Single by Jordan Davis

from the album Home State
- Released: April 22, 2019
- Genre: Country
- Length: 3:13
- Label: MCA Nashville
- Songwriters: Jordan Davis; Lonnie Fowler;
- Producer: Paul DiGiovanni

Jordan Davis singles chronology
| "Take It from Me" (2018) | "Slow Dance in a Parking Lot" (2019) | "Almost Maybes" (2020) |

= Slow Dance in a Parking Lot =

"Slow Dance in a Parking Lot" is a song co-written and recorded by American country music singer Jordan Davis. It was released in April 2019 as the third and final single from Davis's debut album Home State (2018). Davis wrote the song with Lonnie Fowler, who came up with the idea after slow dancing with his wife on their first date. "Slow Dance in a Parking Lot" gave Davis his second number one hit on the Billboard Country Airplay chart. It also peaked at numbers six and 37 on both the Hot Country Songs and Hot 100 charts respectively. It was Davis' first top 40 hit on the Hot 100. The song was certified Platinum by the Recording Industry Association of America (RIAA), and has sold 53,000 copies in the United States as of March 2020. It also charted in Canada, reaching number 15 on the Canada Country chart. It received a double platinum certification from Music Canada, denoting sales of over 160,000 units in that country. An accompanying music video for the song, directed by Patrick Tracy, revolves around the life of a young man and is filmed in various parking lots around Gallatin, Tennessee.

==Content==
According to Davis, the idea from the song came from his friend and co-writer Lonnie Fowler, who recalled slow-dancing to country music while on his first date with his wife. Davis said that it "is the definition of a country song" due to it storytelling and short length.

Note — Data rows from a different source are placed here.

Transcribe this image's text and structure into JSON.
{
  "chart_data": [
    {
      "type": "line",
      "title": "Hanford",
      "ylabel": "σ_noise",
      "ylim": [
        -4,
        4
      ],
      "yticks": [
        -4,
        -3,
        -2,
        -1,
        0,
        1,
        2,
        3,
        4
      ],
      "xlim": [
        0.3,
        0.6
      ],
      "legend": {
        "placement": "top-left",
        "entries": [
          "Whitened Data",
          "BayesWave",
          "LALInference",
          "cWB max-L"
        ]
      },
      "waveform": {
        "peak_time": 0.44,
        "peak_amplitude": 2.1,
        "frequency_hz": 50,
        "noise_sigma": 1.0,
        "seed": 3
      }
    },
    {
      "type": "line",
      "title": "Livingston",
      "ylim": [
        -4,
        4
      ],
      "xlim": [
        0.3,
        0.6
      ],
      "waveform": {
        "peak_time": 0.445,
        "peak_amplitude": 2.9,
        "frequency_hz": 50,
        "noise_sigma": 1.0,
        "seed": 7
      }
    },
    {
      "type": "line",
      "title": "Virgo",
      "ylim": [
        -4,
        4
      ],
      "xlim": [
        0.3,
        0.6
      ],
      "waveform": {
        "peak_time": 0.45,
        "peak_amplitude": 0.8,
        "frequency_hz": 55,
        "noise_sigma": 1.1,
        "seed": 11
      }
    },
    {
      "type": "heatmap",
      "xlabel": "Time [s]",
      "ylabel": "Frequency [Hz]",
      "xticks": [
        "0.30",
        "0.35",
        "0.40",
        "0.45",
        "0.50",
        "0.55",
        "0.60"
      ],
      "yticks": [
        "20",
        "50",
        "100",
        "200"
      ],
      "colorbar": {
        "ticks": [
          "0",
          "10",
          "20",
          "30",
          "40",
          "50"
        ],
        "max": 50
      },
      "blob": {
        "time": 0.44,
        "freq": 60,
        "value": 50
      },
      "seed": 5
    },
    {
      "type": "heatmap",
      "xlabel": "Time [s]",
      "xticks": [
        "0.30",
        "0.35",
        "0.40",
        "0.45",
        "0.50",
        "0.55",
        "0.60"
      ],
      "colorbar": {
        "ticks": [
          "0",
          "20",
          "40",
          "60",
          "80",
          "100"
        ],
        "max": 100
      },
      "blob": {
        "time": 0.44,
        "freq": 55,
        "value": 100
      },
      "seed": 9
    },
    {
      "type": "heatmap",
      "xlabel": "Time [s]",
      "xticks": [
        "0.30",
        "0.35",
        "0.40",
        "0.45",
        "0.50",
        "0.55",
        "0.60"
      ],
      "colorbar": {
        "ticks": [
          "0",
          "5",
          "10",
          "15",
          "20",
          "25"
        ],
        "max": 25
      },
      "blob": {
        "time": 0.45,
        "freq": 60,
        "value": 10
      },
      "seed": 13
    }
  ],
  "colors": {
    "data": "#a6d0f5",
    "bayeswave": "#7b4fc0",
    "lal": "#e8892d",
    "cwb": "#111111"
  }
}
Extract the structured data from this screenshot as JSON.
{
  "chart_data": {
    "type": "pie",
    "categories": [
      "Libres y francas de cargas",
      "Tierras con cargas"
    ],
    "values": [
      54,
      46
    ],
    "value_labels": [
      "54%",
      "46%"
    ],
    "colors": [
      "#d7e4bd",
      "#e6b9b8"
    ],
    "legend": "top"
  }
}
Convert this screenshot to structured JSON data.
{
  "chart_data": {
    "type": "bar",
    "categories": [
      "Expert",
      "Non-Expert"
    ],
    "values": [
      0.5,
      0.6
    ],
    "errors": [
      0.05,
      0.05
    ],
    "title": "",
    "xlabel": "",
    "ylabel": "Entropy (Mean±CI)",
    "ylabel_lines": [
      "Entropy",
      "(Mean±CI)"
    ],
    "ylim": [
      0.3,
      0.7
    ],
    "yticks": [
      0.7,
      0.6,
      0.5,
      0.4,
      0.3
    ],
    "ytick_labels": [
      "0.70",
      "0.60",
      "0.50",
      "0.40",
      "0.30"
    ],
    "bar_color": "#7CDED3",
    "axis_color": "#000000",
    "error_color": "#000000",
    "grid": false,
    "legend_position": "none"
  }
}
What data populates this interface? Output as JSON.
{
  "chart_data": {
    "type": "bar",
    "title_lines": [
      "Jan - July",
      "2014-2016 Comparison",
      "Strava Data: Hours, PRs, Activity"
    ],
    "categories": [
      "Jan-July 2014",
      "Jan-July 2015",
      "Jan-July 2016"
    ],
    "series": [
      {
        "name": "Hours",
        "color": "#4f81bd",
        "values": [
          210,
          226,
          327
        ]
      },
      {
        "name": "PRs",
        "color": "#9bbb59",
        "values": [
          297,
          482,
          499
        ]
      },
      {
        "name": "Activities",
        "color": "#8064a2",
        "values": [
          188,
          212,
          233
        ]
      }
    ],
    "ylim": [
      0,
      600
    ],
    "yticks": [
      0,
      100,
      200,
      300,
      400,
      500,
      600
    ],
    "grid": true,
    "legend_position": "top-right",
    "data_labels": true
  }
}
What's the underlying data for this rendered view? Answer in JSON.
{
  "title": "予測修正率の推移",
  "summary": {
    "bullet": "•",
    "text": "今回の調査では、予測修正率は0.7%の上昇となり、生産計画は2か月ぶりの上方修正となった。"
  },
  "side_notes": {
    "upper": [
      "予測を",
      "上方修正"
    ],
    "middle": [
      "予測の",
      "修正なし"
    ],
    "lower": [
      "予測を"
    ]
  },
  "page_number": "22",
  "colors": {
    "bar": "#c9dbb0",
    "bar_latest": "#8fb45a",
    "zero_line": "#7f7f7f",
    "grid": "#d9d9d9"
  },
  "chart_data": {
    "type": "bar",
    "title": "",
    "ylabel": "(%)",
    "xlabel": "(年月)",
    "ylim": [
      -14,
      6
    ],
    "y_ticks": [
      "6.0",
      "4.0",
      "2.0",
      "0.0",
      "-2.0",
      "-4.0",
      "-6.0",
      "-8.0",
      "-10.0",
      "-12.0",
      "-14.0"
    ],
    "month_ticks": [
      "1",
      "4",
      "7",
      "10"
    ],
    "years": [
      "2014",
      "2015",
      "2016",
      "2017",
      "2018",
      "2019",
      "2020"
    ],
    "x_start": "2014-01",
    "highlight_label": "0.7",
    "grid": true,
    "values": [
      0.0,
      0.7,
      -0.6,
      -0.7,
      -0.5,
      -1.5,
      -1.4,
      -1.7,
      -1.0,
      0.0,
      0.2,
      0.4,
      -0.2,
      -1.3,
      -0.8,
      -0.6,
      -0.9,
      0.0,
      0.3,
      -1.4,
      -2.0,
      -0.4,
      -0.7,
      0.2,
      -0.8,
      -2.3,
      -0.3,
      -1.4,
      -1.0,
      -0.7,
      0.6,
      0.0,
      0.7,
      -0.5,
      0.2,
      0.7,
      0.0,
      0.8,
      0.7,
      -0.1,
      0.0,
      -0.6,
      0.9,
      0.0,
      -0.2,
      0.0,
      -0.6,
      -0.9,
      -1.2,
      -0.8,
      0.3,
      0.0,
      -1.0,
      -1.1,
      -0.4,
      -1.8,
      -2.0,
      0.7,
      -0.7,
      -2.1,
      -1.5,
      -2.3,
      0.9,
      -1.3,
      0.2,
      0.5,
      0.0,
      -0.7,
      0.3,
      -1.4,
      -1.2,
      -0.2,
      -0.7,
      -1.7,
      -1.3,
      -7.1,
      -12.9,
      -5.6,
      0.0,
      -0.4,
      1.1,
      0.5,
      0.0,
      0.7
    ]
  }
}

==Commercial performance==
"Slow Dance in a Parking Lot" debuted at number 51 on the Country Airplay chart the week of May 4, 2019. It peaked at number one the week of April 11, 2020 and stayed on the chart for 51 weeks. On the week of August 3, it debuted at number 50 on the Hot Country Songs chart. It reached number six on the same week it peaked atop the Hot Country Songs chart, and remained there for 38 weeks. On the Billboard Hot 100, it debuted at number 99 the week of January 11, 2020, moved two spots to number 97 the following week before dropping back to its debut position the next week and leaving afterwards. It reappeared at number 84 the week of February 8 and peaked at number 37 ten weeks later, remaining on the chart for nineteen weeks. On June 3, 2021, "Slow Dance in a Parking Lot" was certified platinum by the RIAA in the US, for combined sales and streams of over a million units. The song has sold 53,000 copies in the United States as of March 2020.

In Canada, the track debuted at number 50 on the Canada Country chart the week of October 12, 2019. It peaked at number 15 the same week it reached the top 40 of the Billboard Hot 100, and remained on the chart for 30 weeks. It was certified gold by Music Canada in Canada on March 16, 2021, denoting sales of over 80,000 units.

==Music video==
Davis debuted the video in July 2019. The video, directed by Patrick Tracy, features various nostalgic events in the life of a young man. Davis's wife, Kristen, appears in the video. Various parking lots throughout Gallatin, Tennessee are featured, as Davis felt that the city reflected the "universal" theme of the song.

==Charts==

===Weekly charts===

| Chart (2019–2020) | Peak position |
|---|---|
| Canada Country (Billboard) | 15 |
| US Billboard Hot 100 | 37 |
| US Country Airplay (Billboard) | 1 |
| US Hot Country Songs (Billboard) | 6 |

===Year-end charts===

| Chart (2019) | Position |
|---|---|
| US Hot Country Songs (Billboard) | 86 |

| Chart (2020) | Position |
|---|---|
| US Country Airplay (Billboard) | 26 |
| US Hot Country Songs (Billboard) | 31 |

==Certifications==

| Region | Certification | Certified units/sales |
| Australia (ARIA) | Platinum | 70,000^{‡} |
| Canada (Music Canada) | 2× Platinum | 160,000^{‡} |
| New Zealand (RMNZ) | Gold | 15,000^{‡} |
| United States (RIAA) | 3× Platinum | 3,000,000^{‡} |
^{‡} Sales+streaming figures based on certification alone.